Three graduate student at MIT’s AI Lab wrote a clever program to submit a paper to a bogus conference. The program is called: SCIgen – An Automatic CS Paper Generator. SCIgen automatically writes computer science papers, complete with graphs, charts, and cliche phrases. They even automatically generate a fake list of references!
But although the papers seem real at first glance, you quickly realize that they’re complete gibberish. For instance, here’s the opening paragraph of Rooter: A Methodology for the Typical Unification of Access Points and Redundancy (PDF)
Many scholars would agree that, had it not been for active networks, the simulation of Lamport clocks might never have occurred. The notion that end-users synchronize with the investigation of Markov models is rarely out-dated. A theoretical grand challenge in theory is the important unification of virtual machines and real-time theory.

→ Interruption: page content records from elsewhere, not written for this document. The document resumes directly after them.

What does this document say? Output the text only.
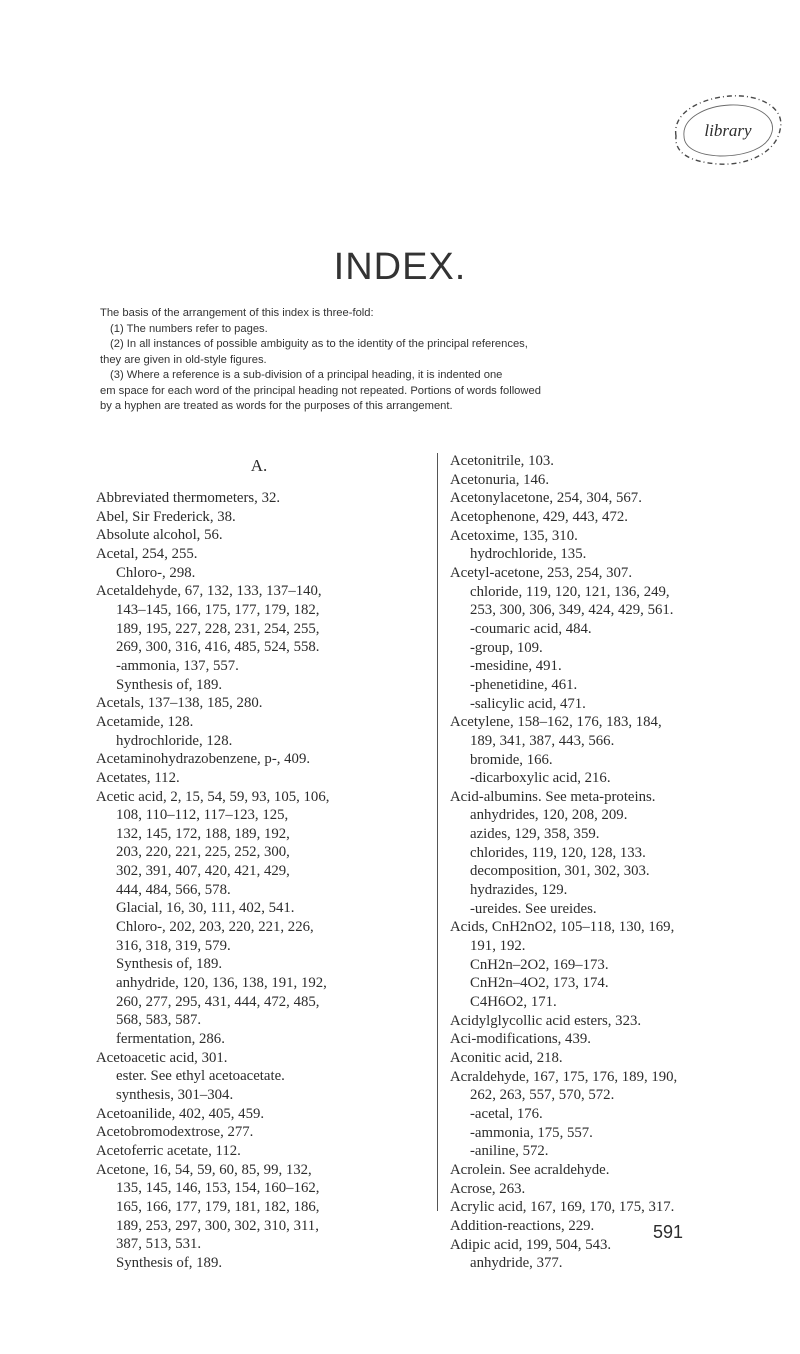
library
INDEX.

The basis of the arrangement of this index is three-fold:

(1) The numbers refer to pages.

(2) In all instances of possible ambiguity as to the identity of the principal references,

they are given in old-style figures.

(3) Where a reference is a sub-division of a principal heading, it is indented one

em space for each word of the principal heading not repeated. Portions of words followed

by a hyphen are treated as words for the purposes of this arrangement.

A.
Abbreviated thermometers, 32.
Abel, Sir Frederick, 38.
Absolute alcohol, 56.
Acetal, 254, 255.
Chloro-, 298.
Acetaldehyde, 67, 132, 133, 137–140,
143–145, 166, 175, 177, 179, 182,
189, 195, 227, 228, 231, 254, 255,
269, 300, 316, 416, 485, 524, 558.
-ammonia, 137, 557.
Synthesis of, 189.
Acetals, 137–138, 185, 280.
Acetamide, 128.
hydrochloride, 128.
Acetaminohydrazobenzene, p-, 409.
Acetates, 112.
Acetic acid, 2, 15, 54, 59, 93, 105, 106,
108, 110–112, 117–123, 125,
132, 145, 172, 188, 189, 192,
203, 220, 221, 225, 252, 300,
302, 391, 407, 420, 421, 429,
444, 484, 566, 578.
Glacial, 16, 30, 111, 402, 541.
Chloro-, 202, 203, 220, 221, 226,
316, 318, 319, 579.
Synthesis of, 189.
anhydride, 120, 136, 138, 191, 192,
260, 277, 295, 431, 444, 472, 485,
568, 583, 587.
fermentation, 286.
Acetoacetic acid, 301.
ester. See ethyl acetoacetate.
synthesis, 301–304.
Acetoanilide, 402, 405, 459.
Acetobromodextrose, 277.
Acetoferric acetate, 112.
Acetone, 16, 54, 59, 60, 85, 99, 132,
135, 145, 146, 153, 154, 160–162,
165, 166, 177, 179, 181, 182, 186,
189, 253, 297, 300, 302, 310, 311,
387, 513, 531.
Synthesis of, 189.
Acetonitrile, 103.
Acetonuria, 146.
Acetonylacetone, 254, 304, 567.
Acetophenone, 429, 443, 472.
Acetoxime, 135, 310.
hydrochloride, 135.
Acetyl-acetone, 253, 254, 307.
chloride, 119, 120, 121, 136, 249,
253, 300, 306, 349, 424, 429, 561.
-coumaric acid, 484.
-group, 109.
-mesidine, 491.
-phenetidine, 461.
-salicylic acid, 471.
Acetylene, 158–162, 176, 183, 184,
189, 341, 387, 443, 566.
bromide, 166.
-dicarboxylic acid, 216.
Acid-albumins. See meta-proteins.
anhydrides, 120, 208, 209.
azides, 129, 358, 359.
chlorides, 119, 120, 128, 133.
decomposition, 301, 302, 303.
hydrazides, 129.
-ureides. See ureides.
Acids, CnH2nO2, 105–118, 130, 169,
191, 192.
CnH2n–2O2, 169–173.
CnH2n–4O2, 173, 174.
C4H6O2, 171.
Acidylglycollic acid esters, 323.
Aci-modifications, 439.
Aconitic acid, 218.
Acraldehyde, 167, 175, 176, 189, 190,
262, 263, 557, 570, 572.
-acetal, 176.
-ammonia, 175, 557.
-aniline, 572.
Acrolein. See acraldehyde.
Acrose, 263.
Acrylic acid, 167, 169, 170, 175, 317.
Addition-reactions, 229.
Adipic acid, 199, 504, 543.
anhydride, 377.
591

The students submitted two papers to the “World Multi-Conference on Systemics, Cybernetics and Informatics” (WMSCI). This is a conference that seems to only exist to pad writer’s resumes and the organizer’s wallet. It has an interesting business model, in which writers pay a conference fee for each of paper accepted, whether or not they actually attend the conference.
Amazingly, “Rooter” was accepted for WMSCI. Now I know that sometimes papers are not properly peer-reviewed for conferences. But clearly, nobody even read this paper. Unfortunately, after the authors bragged about their hack on the web, the conference organizer rejected the submission, and refunded their conference fee.